La Cgil, a cui sono iscritta, chiede alla cooperativa che il contratto sia conforme alle norme, che nel caso del part time parlano chiaro: vanno indicate la durata della prestazione e la collocazione temporale. Ma per tutta risposta, mi si propone di tornare alla mia vecchia posizione, quella con orari rigidi e predefiniti. Solo che neanche lì io rispettavo gli orari riportati sul mio contratto, rimanendo sempre più a lungo del dovuto. Inoltre è uno sportello sociale che richiede presenza fisica, perciò niente lavoro da casa. Sapevano che in questo modo mi avrebbero reso impossibile il ritorno.

Nel nuovo servizio, in cui mi avevano spostata da maggio, me la potevo cavare con lo smart working. È stato faticosissimo, ma in qualche modo si faceva. Il mio compagno, consapevole della delicatezza del momento, si è preso vari congedi, dandomi la possibilità di riaffacciarmi al lavoro con meno affanno.

Da anni, nel mio ambiente di lavoro sento ripetere in maniera quasi ossessiva una parola: flessibilità.

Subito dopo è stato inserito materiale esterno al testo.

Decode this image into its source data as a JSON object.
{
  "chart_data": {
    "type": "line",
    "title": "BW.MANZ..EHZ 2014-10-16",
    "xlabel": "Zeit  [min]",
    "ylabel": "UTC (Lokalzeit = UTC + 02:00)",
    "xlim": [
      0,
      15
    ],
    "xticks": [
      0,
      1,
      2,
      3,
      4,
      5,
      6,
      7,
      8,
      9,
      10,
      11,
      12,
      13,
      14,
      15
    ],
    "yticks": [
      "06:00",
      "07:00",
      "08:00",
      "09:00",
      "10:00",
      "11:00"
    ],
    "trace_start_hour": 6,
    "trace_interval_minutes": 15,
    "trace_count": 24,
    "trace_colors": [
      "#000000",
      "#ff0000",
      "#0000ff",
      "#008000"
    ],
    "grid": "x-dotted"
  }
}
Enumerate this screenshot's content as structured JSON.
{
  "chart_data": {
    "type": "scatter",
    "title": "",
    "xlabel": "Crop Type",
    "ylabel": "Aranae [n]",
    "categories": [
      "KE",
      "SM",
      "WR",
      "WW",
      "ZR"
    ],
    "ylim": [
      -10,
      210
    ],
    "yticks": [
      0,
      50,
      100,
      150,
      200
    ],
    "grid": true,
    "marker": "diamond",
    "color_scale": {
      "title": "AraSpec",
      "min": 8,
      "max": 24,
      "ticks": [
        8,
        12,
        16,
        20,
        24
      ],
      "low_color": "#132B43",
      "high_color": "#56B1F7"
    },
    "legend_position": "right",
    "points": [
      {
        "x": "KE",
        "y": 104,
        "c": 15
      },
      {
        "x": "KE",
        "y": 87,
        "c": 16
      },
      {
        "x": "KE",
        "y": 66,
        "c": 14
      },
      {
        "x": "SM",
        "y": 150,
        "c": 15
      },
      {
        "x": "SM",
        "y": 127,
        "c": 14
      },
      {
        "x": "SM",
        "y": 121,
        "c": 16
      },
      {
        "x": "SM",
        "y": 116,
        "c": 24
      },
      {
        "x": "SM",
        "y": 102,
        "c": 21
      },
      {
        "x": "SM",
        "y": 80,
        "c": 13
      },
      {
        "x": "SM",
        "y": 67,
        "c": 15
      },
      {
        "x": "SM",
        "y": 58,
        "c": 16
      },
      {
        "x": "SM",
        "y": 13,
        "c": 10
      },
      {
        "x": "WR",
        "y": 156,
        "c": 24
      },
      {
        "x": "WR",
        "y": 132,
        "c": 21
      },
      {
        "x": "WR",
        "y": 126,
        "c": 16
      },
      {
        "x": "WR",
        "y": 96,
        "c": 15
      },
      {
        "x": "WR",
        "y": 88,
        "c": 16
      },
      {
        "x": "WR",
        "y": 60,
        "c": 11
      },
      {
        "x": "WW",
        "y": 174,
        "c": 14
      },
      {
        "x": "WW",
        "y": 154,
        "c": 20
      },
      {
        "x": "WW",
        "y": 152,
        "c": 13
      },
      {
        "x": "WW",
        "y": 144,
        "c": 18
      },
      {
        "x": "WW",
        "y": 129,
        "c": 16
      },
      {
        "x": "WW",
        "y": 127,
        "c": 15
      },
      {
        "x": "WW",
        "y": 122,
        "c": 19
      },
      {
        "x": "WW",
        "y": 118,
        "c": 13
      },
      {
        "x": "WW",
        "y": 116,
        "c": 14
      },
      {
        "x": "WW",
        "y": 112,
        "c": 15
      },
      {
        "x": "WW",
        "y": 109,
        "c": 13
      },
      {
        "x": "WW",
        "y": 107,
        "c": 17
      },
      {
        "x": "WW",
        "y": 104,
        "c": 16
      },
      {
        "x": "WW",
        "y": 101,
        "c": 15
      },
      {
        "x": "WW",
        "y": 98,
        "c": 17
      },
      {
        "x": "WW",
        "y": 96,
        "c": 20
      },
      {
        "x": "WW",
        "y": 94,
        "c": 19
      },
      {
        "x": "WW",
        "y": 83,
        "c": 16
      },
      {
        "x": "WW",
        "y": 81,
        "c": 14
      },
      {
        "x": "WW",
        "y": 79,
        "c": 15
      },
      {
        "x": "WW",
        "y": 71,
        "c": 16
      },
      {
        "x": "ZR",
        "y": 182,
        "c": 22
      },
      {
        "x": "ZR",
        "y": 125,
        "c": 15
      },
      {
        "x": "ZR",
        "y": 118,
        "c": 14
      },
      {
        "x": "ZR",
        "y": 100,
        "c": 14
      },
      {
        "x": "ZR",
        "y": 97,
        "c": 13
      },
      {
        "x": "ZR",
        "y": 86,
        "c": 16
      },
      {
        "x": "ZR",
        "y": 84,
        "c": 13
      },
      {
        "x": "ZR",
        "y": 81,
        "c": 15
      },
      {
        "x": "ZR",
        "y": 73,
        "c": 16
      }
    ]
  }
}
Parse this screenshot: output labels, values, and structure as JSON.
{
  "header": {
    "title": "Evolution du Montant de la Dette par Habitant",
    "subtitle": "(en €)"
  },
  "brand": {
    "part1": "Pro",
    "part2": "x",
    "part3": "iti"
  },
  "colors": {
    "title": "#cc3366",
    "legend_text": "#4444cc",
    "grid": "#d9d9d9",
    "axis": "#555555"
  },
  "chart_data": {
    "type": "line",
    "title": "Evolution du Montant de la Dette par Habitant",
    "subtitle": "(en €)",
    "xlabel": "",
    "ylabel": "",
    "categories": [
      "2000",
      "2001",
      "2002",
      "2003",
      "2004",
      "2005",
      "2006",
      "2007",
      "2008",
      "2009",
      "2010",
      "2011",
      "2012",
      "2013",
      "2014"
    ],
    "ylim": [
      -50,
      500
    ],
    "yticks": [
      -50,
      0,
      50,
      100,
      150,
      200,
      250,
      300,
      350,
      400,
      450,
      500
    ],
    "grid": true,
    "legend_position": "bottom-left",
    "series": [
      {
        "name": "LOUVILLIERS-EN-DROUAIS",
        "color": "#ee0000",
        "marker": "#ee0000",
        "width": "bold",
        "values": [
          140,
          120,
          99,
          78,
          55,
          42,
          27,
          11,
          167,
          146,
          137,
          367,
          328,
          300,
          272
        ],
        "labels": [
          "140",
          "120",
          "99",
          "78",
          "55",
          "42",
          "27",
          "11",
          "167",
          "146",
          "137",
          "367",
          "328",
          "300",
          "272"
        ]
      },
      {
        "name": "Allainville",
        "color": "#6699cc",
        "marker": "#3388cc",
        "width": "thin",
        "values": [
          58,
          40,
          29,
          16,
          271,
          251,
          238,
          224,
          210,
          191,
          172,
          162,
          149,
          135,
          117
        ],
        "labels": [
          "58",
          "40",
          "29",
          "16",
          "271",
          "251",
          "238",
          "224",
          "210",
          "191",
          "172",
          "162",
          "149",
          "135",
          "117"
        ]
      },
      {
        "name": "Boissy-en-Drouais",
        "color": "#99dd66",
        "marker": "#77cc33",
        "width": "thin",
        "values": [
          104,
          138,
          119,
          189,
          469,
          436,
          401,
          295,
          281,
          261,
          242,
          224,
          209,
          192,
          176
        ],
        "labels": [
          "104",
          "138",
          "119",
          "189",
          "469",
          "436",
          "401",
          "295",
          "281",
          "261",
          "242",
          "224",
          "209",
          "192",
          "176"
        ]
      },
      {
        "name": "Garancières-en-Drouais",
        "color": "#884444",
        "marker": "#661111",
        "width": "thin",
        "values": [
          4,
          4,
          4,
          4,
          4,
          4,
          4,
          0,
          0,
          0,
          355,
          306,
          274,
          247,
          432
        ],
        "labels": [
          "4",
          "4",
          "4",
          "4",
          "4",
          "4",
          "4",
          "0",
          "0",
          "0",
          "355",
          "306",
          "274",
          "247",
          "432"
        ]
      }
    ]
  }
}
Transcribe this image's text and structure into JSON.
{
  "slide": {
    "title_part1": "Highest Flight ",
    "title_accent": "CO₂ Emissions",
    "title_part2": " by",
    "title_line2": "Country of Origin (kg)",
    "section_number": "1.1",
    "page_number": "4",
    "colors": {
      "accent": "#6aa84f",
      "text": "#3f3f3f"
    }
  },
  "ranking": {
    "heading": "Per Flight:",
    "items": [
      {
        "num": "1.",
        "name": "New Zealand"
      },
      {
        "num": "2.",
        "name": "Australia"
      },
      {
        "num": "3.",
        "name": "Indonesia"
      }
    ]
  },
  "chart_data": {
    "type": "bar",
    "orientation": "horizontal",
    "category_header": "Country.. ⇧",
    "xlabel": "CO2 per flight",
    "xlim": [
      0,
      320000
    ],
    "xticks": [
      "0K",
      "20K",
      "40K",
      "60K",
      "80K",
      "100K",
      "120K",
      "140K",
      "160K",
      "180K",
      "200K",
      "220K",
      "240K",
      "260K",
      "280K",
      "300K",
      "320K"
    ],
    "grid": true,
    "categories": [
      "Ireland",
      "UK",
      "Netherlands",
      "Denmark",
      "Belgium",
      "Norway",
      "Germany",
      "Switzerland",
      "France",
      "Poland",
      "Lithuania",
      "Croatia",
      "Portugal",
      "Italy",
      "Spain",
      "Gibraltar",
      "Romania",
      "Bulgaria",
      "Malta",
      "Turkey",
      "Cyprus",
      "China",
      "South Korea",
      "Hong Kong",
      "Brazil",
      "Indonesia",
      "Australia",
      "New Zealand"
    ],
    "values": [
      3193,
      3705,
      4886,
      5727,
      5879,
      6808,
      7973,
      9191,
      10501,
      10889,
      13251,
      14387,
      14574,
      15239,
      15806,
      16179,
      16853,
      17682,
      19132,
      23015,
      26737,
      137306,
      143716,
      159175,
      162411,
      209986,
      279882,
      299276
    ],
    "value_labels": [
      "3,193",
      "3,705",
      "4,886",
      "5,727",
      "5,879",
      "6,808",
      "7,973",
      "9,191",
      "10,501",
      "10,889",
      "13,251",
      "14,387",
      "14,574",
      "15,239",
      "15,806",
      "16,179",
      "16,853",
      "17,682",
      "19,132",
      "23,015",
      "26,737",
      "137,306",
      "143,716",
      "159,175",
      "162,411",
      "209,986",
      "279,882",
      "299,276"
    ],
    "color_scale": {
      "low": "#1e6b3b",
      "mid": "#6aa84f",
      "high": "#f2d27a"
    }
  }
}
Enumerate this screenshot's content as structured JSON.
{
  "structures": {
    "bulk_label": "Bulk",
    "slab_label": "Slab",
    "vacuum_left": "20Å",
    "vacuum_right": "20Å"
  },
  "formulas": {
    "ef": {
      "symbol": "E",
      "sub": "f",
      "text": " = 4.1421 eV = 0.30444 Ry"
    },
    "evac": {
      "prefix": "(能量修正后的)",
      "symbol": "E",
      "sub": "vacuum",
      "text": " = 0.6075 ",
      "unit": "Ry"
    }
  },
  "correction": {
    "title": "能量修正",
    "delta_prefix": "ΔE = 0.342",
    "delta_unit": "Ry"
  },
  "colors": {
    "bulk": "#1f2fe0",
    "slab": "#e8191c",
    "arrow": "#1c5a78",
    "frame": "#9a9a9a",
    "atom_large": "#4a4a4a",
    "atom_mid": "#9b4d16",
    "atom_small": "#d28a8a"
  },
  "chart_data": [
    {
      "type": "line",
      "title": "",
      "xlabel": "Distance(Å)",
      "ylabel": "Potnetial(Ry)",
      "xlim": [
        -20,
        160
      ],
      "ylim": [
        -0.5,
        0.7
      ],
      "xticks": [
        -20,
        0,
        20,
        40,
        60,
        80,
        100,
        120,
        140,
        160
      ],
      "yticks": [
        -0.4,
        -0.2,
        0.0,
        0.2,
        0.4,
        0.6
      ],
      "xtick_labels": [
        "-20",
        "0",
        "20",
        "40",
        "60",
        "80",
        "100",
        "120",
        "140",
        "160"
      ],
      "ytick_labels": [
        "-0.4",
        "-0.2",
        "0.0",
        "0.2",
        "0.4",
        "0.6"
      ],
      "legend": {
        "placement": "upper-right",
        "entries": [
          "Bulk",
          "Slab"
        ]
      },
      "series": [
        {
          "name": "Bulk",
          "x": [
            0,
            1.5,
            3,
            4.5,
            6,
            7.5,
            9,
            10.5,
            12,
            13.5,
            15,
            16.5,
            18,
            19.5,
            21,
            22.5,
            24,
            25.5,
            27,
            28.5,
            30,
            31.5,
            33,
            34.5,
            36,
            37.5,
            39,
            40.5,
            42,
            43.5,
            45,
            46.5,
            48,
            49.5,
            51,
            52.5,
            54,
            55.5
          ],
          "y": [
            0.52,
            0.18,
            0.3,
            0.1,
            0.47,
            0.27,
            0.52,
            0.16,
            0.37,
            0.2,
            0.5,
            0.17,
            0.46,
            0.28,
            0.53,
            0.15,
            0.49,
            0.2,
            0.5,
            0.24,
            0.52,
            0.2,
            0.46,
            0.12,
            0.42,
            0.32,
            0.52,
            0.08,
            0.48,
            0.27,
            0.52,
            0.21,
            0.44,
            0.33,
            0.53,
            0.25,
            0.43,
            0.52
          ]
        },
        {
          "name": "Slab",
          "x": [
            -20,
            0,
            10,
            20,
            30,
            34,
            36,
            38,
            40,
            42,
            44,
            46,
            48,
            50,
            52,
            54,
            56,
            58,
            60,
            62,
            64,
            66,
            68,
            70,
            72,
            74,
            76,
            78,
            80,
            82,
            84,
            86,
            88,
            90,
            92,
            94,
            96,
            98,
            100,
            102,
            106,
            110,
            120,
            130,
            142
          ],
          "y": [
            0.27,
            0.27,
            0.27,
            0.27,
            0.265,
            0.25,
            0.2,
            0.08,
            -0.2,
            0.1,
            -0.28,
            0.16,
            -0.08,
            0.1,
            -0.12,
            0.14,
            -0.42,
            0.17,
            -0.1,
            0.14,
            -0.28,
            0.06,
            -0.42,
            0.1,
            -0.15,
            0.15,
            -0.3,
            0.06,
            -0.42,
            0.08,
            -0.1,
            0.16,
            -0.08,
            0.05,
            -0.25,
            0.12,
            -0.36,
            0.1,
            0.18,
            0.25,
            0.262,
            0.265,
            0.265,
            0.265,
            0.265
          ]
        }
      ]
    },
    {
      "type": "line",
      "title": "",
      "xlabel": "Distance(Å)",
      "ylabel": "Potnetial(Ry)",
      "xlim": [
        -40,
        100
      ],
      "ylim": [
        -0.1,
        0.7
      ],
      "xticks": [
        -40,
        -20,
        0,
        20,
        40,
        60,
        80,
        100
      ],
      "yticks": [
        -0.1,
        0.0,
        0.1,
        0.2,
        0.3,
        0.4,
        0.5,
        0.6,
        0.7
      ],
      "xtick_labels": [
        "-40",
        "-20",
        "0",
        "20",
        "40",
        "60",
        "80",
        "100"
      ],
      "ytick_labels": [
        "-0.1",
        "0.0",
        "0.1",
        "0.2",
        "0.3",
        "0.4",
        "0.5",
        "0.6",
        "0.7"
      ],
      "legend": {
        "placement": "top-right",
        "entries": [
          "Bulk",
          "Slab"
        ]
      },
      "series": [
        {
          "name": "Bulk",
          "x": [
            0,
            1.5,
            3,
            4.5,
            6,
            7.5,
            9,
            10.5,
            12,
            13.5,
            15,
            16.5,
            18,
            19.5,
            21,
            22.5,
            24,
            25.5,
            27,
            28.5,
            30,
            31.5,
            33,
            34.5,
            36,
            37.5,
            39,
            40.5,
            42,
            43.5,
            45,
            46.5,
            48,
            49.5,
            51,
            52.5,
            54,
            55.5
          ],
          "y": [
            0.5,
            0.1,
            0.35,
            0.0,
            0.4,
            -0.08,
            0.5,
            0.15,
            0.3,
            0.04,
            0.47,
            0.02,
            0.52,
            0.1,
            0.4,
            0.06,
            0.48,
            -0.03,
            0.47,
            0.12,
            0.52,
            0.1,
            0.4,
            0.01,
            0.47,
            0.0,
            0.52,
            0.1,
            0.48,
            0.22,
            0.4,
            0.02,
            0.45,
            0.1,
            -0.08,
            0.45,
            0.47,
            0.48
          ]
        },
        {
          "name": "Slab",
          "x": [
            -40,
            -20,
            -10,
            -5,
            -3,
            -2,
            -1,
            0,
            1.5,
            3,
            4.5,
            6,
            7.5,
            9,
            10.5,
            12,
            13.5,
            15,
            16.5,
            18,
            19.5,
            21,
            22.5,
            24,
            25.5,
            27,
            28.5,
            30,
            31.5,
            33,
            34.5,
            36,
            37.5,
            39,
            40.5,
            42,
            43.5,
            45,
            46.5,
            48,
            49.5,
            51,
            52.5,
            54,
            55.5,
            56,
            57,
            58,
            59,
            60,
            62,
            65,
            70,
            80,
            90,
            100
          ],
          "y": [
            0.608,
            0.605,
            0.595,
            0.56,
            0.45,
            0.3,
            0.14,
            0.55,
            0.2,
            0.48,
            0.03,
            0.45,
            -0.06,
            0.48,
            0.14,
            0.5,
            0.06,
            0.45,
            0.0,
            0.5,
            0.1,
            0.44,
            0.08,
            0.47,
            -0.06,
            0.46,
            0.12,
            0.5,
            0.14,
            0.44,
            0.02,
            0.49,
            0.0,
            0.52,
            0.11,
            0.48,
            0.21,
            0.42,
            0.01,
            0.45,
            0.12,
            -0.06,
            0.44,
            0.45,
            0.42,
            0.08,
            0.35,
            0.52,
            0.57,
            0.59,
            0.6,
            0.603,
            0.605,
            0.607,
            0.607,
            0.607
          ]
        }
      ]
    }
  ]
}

Ma la disponibilità (pretesa e concessa da chi lavora nel sociale) inducono a considerare situazioni come la mia come qualcosa di ineluttabile. Avviene e basta. Io non pretendo di avere orari di ufficio, ma mi piacerebbe poter essere sia lavoratrice che madre. Ho due bambini piccolissimi, se potessi permettermi di essere a disposizione della cooperativa dalle 9 alle 18, avrei chiesto di passare a un full time. Almeno avrei avuto uno stipendio dignitoso. Non tutti hanno la fortuna di una rete familiare, o risorse economiche che permettono di organizzarsi la vita giorno per giorno. È avvilente pensare che diventare mamma ti costringa a scegliere tra il lavoro e i figli. Certo, se accade in una grande multinazionale fa tristezza, ma almeno te lo aspetti. Che tutto questo capiti in una cooperativa orgogliosa di essere a fianco degli ultimi, mi sembra paradossale.